Luminescent quantum dots encapsulated by zwitterionic amphi philic polymer: surface charge-dependent interaction with cancer cells

Here, we prepared water-soluble highly luminescent CdSe/ZnS quantum dots having different surface charge and examined how zeta potential of quantum dots affected their uptake by cancer cells. Water soluble quantum dots with varied zeta potential were prepared through encapsulation with amphiphilic polymer poly(maleic anhydride-alt-1-tetradecene) (PMAT) containing ziwitterions formed by spatially separated carboxyl and quaternary amino groups.

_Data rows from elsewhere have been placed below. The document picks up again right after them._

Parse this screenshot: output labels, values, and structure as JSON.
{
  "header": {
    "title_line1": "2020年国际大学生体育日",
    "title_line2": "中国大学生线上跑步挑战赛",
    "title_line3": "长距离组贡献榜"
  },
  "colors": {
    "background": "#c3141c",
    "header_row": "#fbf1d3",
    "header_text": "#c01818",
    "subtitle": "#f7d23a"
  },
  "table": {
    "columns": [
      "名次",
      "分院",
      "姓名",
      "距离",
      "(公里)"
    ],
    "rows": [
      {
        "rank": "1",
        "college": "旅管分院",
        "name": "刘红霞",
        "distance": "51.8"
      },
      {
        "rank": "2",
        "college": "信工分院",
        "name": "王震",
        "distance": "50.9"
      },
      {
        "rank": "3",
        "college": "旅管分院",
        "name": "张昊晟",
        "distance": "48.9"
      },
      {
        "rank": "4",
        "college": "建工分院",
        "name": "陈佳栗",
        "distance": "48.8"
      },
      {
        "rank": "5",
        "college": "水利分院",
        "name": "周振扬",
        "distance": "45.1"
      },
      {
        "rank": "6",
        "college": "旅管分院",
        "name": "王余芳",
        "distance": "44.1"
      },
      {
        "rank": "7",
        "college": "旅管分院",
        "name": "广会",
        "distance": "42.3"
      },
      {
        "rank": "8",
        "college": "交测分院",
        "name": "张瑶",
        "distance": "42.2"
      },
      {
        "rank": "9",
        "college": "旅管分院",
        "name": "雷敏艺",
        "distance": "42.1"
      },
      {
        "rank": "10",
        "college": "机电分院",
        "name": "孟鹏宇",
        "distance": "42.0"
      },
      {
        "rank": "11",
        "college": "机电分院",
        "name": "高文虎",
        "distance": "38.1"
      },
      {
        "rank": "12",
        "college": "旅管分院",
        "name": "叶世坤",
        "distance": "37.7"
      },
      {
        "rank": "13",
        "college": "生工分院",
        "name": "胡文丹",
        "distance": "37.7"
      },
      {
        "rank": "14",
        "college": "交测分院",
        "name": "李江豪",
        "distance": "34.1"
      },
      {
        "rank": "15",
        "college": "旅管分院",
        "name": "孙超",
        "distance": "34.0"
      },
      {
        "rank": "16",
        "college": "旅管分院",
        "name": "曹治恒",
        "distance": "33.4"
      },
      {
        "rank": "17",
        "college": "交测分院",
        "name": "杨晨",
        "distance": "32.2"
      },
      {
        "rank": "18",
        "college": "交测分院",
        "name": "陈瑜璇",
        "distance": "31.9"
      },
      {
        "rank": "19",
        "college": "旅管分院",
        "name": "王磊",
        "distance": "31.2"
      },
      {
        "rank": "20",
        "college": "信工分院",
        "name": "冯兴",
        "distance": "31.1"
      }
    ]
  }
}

Varying the ration of negatively charged carboxyl and positively charged quaternary amino-groups during chemical modification of PMAT we control the sign and magnitude of zeta potential of encapsulated quantum dots. Quantum dots having nearly equal amount of carboxyl and quaternary amino groups possess pH-controlled zeta potential which can vary from negative to positive value when pH changes from basic to acidic condition. Cellular uptake of encapsulated quantum dots has been found to be strongly dependent of their surface charge: positively charged quantum dots efficiently internalized by cells, while negatively charged adsorbed mostly at the cell membrane. Zwitterionic QDs do not demonstrate any charge-dependent cellular toxicity at least within few hours. Long-term incubation of cells stained with zwitterionic quantum dots results in the decrease of the fluorescence signal mainly due to the cell proliferation.